The Honorable Sheila C. Bair

(Yahoo Finance) – A former chief of the Federal Deposit Insurance Corporation says too much emphasis is put on the debate over whether bank chief executives should also be board chairs. 

Sheila Bair, who in August became the president of Washington College, tells Yahoo Finance “too much is made of separating these roles,” adding, “it’s really more about the people and whether they are competent and setting the right tone and culture.”

Bair, who led the FDIC through the worst financial crisis since the Great Depression, also notes that in some cases, you could have a “dominant CEO and a weak chair,” which could actually make the situation worse, “as it obfuscates CEO accountability.”

In the latest battle over the chair-CEO role, Bank of America (BAC) CEO Brian Moynihan faces a dispute over whether he should retain his role as chairman of the No. 2 U.S. bank by asset’s board of directors. Shareholders will have the opportunity to weigh in at a special meeting on Sept. 22.

Bair declined to comment specifically on the situation at BofA. However, Glass Lewis, an influential proxy advisor, recommended voting against the proposal that would allow Moynihan to hold on to the chair role, which he was granted in October 2014. Moynihan has been the Charlotte, N.C.-based bank’s chief executive since 2010.

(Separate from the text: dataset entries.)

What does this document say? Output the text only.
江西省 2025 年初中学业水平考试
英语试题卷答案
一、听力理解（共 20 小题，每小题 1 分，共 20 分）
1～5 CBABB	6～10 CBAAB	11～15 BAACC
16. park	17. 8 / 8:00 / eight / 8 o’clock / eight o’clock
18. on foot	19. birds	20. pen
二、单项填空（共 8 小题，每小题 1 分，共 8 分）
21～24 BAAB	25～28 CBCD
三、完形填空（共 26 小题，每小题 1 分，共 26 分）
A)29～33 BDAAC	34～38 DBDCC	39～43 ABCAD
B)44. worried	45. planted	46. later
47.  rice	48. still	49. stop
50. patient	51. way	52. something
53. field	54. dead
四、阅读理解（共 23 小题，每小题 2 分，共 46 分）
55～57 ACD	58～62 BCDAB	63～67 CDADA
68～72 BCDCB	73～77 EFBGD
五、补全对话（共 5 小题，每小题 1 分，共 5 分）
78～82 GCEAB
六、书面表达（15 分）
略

“Glass Lewis believes that the appointment of a chairman of the board who is independent of management is nearly always preferable to having a single individual lead both the board and the executive team,” the company wrote in a note to clients on Wednesday.

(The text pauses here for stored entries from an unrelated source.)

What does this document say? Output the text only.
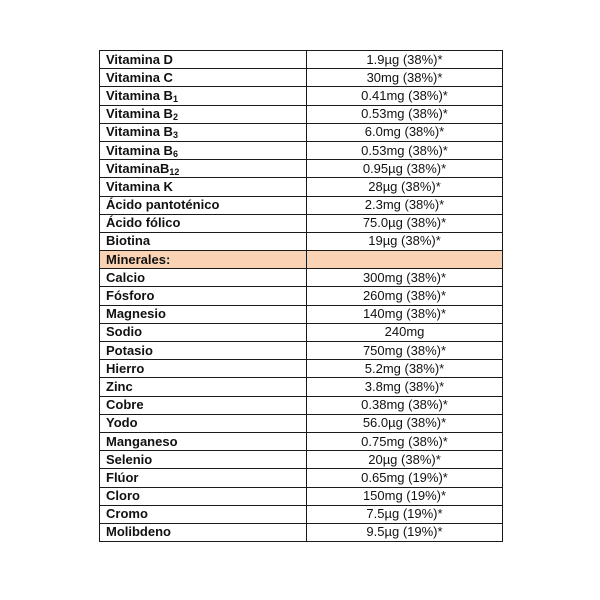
Vitamina D	1.9µg (38%)*
Vitamina C	30mg (38%)*
Vitamina $B_1$	0.41mg (38%)*
Vitamina $B_2$	0.53mg (38%)*
Vitamina $B_3$	6.0mg (38%)*
Vitamina $B_6$	0.53mg (38%)*
VitaminaB$_{12}$	0.95µg (38%)*
Vitamina K	28µg (38%)*
Ácido pantoténico	2.3mg (38%)*
Ácido fólico	75.0µg (38%)*
Biotina	19µg (38%)*
Minerales:	
Calcio	300mg (38%)*
Fósforo	260mg (38%)*
Magnesio	140mg (38%)*
Sodio	240mg
Potasio	750mg (38%)*
Hierro	5.2mg (38%)*
Zinc	3.8mg (38%)*
Cobre	0.38mg (38%)*
Yodo	56.0µg (38%)*
Manganeso	0.75mg (38%)*
Selenio	20µg (38%)*
Flúor	0.65mg (19%)*
Cloro	150mg (19%)*
Cromo	7.5µg (19%)*
Molibdeno	9.5µg (19%)*
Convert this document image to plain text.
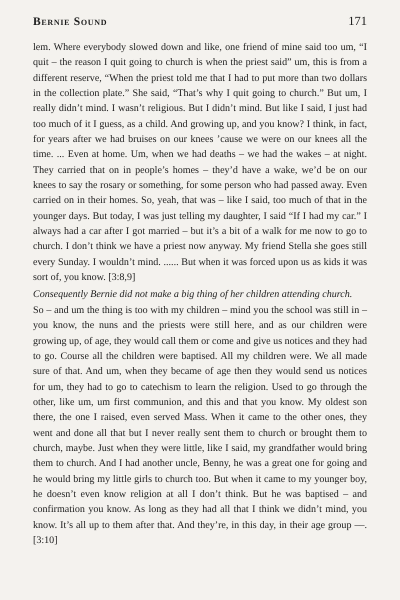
Bernie Sound	171

lem. Where everybody slowed down and like, one friend of mine said too um, “I quit – the reason I quit going to church is when the priest said” um, this is from a different reserve, “When the priest told me that I had to put more than two dollars in the collection plate.” She said, “That’s why I quit going to church.” But um, I really didn’t mind. I wasn’t religious. But I didn’t mind. But like I said, I just had too much of it I guess, as a child. And growing up, and you know? I think, in fact, for years after we had bruises on our knees ’cause we were on our knees all the time. ... Even at home. Um, when we had deaths – we had the wakes – at night. They carried that on in people’s homes – they’d have a wake, we’d be on our knees to say the rosary or something, for some person who had passed away. Even carried on in their homes. So, yeah, that was – like I said, too much of that in the younger days. But today, I was just telling my daughter, I said “If I had my car.” I always had a car after I got married – but it’s a bit of a walk for me now to go to church. I don’t think we have a priest now anyway. My friend Stella she goes still every Sunday. I wouldn’t mind. ...... But when it was forced upon us as kids it was sort of, you know. [3:8,9]

Consequently Bernie did not make a big thing of her children attending church.

So – and um the thing is too with my children – mind you the school was still in – you know, the nuns and the priests were still here, and as our children were growing up, of age, they would call them or come and give us notices and they had to go. Course all the children were baptised. All my children were. We all made sure of that. And um, when they became of age then they would send us notices for um, they had to go to catechism to learn the religion. Used to go through the other, like um, um first communion, and this and that you know. My oldest son there, the one I raised, even served Mass. When it came to the other ones, they went and done all that but I never really sent them to church or brought them to church, maybe. Just when they were little, like I said, my grandfather would bring them to church. And I had another uncle, Benny, he was a great one for going and he would bring my little girls to church too. But when it came to my younger boy, he doesn’t even know religion at all I don’t think. But he was baptised – and confirmation you know. As long as they had all that I think we didn’t mind, you know. It’s all up to them after that. And they’re, in this day, in their age group ––. [3:10]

The advisory also noted in its view, an independent chair has a greater ability to oversee various executives, and “set a pro-shareholder agenda without being forced to weigh their own interests in relation to those of shareholders when making board decisions.”

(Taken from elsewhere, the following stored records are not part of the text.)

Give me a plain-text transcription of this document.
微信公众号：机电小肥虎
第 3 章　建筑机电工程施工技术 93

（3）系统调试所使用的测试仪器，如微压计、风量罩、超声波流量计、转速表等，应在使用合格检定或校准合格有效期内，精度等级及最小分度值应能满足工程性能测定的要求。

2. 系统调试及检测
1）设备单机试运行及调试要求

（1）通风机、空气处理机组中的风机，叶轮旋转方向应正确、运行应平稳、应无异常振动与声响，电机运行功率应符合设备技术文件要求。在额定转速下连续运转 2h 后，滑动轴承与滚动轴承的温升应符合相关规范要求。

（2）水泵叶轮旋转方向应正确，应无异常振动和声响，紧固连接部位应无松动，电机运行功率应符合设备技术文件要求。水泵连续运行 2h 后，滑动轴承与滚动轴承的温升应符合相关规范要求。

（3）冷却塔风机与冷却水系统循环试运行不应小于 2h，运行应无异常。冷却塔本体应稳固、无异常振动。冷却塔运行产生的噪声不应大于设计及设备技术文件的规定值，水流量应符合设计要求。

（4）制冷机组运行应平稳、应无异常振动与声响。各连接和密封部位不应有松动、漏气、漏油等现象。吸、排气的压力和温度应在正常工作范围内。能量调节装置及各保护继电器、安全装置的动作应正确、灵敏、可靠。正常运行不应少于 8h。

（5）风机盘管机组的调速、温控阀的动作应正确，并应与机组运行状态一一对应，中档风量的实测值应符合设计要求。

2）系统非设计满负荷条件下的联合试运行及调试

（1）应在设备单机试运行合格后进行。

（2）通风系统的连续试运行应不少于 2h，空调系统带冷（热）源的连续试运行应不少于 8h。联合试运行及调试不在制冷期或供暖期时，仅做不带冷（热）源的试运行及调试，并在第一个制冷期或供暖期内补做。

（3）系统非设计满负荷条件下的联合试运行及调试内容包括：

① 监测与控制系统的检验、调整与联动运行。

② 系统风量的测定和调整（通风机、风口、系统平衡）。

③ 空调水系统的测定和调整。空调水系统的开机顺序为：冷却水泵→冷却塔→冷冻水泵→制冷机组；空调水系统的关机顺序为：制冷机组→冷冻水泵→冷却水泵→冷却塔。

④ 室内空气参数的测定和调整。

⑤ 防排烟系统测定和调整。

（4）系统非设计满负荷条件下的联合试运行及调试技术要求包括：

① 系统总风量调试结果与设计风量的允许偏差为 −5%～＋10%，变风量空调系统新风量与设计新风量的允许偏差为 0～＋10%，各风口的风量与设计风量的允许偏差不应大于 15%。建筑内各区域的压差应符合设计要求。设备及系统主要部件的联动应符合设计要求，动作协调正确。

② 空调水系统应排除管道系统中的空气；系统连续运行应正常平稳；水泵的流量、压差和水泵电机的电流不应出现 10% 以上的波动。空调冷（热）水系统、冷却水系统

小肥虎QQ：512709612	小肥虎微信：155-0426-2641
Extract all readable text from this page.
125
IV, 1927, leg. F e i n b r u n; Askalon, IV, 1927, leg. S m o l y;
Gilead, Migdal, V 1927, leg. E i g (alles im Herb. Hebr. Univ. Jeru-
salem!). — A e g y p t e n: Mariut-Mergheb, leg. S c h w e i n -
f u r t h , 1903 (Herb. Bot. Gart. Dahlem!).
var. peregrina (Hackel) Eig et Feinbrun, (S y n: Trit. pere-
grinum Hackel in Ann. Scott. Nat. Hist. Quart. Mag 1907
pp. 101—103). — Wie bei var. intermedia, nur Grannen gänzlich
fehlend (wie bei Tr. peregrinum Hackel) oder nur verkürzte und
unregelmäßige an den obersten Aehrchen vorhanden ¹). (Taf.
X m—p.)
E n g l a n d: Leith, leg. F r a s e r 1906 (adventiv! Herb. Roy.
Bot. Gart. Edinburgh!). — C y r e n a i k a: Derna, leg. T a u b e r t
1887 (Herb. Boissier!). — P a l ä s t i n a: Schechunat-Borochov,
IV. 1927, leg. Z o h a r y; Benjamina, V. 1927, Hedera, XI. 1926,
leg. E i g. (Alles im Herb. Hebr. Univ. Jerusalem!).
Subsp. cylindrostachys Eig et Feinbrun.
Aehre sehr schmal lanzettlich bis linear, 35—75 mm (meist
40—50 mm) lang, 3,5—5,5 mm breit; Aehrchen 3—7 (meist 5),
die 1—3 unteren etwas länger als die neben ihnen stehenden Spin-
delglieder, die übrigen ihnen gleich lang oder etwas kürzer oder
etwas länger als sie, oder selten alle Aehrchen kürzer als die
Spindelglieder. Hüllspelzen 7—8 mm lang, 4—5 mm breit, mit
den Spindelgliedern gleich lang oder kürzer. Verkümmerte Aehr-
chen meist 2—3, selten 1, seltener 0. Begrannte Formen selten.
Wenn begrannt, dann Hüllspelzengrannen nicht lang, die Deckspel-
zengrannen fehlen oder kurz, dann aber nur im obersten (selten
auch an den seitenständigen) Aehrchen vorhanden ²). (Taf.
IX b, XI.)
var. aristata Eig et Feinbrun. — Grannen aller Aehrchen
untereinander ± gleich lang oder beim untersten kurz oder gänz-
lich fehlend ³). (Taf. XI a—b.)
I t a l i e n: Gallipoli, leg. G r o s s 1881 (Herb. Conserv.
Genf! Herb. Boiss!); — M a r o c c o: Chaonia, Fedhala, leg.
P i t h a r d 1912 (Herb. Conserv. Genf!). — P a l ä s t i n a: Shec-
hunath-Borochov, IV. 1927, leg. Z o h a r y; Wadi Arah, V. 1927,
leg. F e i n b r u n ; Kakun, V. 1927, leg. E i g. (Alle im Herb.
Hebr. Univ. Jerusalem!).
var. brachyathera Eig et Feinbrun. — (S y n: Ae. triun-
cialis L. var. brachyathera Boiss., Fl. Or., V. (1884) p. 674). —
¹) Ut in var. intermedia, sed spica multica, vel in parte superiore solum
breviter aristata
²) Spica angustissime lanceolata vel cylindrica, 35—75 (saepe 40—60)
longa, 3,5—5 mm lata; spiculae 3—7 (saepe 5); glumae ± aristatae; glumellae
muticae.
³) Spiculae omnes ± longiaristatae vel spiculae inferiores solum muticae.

Glass Lewis did, however, emphasize that its recommendation to vote against the specific proposal shouldn’t be interpreted as an indication it disapproves of Moynihan’s leadership of the company.

BofA spokesman Lawrence Grayson says “the board recognizes that some have a fixed view on board leadership structure, but (it) believes that it is in the best interest of shareholders to have the same flexibility that nearly all the S&P 500 already have in determining its appropriate leadership structure as circumstances warrant.”

Other big-bank chiefs have also sometimes faced criticism over holding chair roles. For example, JPMorgan Chase (JPM) CEO Jamie Dimon won battles in 2012, and 2013, over his dual positions. He remains at the helm of the biggest U.S. bank and its board to this day.

Certainly, Moynihan and Dimon aren’t alone on the matter, as fellow financial behemoths like Wells Fargo (WFC) and Goldman Sachs (GS) also have CEOs who serve as chairs.